「最善策」  (銀魂SS)









たぶんこれが最善。
たぶんこれで最良。


その日、神楽は幸せの発想に酔いしれていた。
なぜ今まで気づかなかった、なぜ気づこうとしなかった。


万事屋のソファでテレビを見ながらニタニタと笑い、
ダメな男ども二人が帰ってくるのを神楽は待っていた。

この大発見を、二人に知らせなければ、
そうすれば、みんなみんなずっと幸せになれる。


「はー、ただいま神楽ちゃん」
「おーい、暴食娘ー、ちゃんと大人しくしてたかー」


買物から帰ってきた二人に神楽は満面の笑みで迎えた。


「お帰りアル、二人とも」

「ど、どうしたの、神楽ちゃん。何か変なもの食べた?」
「おい、気持ちわり―な、どうした、腹でも下したか」

どこまでも、失礼をぶっこく二人に、神楽は寛大な笑みをもって、それを許した。

「あのね、銀ちゃん。私、すごいこと考えたアル。これ、めっちゃすごいネ。ノーヘル賞ものヨ」
「あ、ノーベル賞ね、ノーヘルだと罰金とられるから」

いらぬツッコミにも目をくれず、神楽は自分の大発見を二人に告げた。

「銀ちゃんと、新八と、私、結婚すればいいアル」



それはもう、盛大に目の前の二人は固まっていた。



「どうした2人とも、ついに糖でも切れたか」
「あ、あのね、神楽ちゃん。神楽ちゃんの星は知らないけど、地球ていうか日本は一夫一妻で…」
「おい、ツッコミ。お前までボケてどーする。お前あれだろ、新しいギャグだろこれ」
「何言ってるアル。男と女の話にボケなんてないネ」
「男だとか、女だとか、百年早いっての酢昆布娘」

そう言うと、銀時は神楽の頭をくしゃりと撫で、そのまま通り過ぎて買物袋を冷蔵庫に押し込めた。
新八は、少しだけ様子の違う神楽を心配そうに見たが、そのまま通り過ぎ買ってきた荷物をソファで仕訳ていた。
こうなると、さっきまで浮かれ調子だった気分が一気にパアである。

「んだよ、てめえら。かわいい神楽ちゃんが、おめーらみてえなクルクルパーマと駄眼鏡に嫁いでやるって言ってのによー。無視してんじゃねーヨ」

名案だと、思っていた。
なんだったっか、ドラマの再放送を見ていたら、幸せそうな結婚式が映っていたのだ。


『汝、病める時も、健やかなる時も、共に…』
幸せそうな、ドラマの恋人達は笑って、『誓います』と応えていた。


ずっと、ずっと3人一緒にいられる方法ってなんだろうって思ってて、考えていて、そうしてこんなドラマがやっていて、
結婚をするってことはずっと一緒にいるってことで、とすれば、こんなダメな二人とでも、結婚すればずっと一緒にいられるってことなんだって考えついて、
その挙句がこの仕打ちとはあんまりだ。


急にしょんぼりした神楽におろおろとしだす新八。ほんとこいつダメアルと、毒づく神楽。
銀時の方といえば、やはりいつもの死んだ魚のような目で、どこか宙を見詰めて言葉を投げた。

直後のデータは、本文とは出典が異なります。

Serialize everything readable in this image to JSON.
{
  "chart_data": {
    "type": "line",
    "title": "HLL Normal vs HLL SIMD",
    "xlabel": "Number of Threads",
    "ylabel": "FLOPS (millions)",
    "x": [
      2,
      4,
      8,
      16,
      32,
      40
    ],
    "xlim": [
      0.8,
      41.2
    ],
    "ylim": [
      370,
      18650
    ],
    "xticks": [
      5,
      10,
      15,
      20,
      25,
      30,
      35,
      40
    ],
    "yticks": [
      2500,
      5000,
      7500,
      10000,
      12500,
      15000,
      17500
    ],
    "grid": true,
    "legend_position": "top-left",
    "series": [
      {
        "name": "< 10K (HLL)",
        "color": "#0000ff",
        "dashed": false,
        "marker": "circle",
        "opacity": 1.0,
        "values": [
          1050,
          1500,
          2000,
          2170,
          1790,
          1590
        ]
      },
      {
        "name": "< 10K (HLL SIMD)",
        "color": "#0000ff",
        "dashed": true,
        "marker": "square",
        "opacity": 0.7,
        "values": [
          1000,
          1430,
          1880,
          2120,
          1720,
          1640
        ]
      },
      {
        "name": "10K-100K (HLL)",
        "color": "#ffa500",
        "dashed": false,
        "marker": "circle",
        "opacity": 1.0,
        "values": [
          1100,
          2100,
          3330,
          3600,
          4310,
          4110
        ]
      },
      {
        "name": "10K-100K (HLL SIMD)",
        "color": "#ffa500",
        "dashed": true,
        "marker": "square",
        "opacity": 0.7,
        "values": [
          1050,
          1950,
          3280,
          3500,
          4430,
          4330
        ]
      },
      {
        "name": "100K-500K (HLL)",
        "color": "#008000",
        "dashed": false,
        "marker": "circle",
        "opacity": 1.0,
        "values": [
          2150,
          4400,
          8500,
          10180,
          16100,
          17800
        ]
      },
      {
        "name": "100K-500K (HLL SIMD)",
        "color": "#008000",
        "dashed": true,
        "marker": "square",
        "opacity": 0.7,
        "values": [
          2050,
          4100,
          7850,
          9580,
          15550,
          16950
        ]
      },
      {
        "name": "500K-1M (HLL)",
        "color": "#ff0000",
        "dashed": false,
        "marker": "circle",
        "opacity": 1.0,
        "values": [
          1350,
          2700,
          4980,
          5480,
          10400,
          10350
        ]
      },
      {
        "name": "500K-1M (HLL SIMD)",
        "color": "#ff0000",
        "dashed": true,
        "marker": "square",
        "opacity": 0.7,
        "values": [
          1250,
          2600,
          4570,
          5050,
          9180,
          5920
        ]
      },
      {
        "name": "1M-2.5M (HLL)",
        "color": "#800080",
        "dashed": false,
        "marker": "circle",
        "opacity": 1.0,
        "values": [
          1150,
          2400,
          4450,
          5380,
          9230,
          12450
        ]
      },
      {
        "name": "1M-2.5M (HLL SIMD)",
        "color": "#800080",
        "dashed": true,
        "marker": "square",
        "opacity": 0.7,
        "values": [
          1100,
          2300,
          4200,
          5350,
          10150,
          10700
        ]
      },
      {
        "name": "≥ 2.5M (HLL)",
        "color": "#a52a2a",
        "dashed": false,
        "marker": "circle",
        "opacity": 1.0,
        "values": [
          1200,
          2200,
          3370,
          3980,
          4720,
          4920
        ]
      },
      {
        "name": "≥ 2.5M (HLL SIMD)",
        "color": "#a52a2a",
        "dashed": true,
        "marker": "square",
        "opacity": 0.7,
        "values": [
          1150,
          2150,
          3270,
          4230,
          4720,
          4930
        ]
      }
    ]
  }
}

「結婚なんざよお、ようは紙切れ一枚の話だろ。んなもん無くったってな、大事なもんさえつながってりゃ、夫婦だろうが、恋人だろうが、家族だろうが、他人だろうが同じようなもんだろ」


だから、くだらねーこと考えんな。


こちらの方を一切見ようとしない銀時に、神楽はきょとんとなって、しだいに頬が緩んできた。


こいつ柄にもなく照れてるアルか。




なにが最善?
なにを最良?




たぶんそれは、ここにある現在。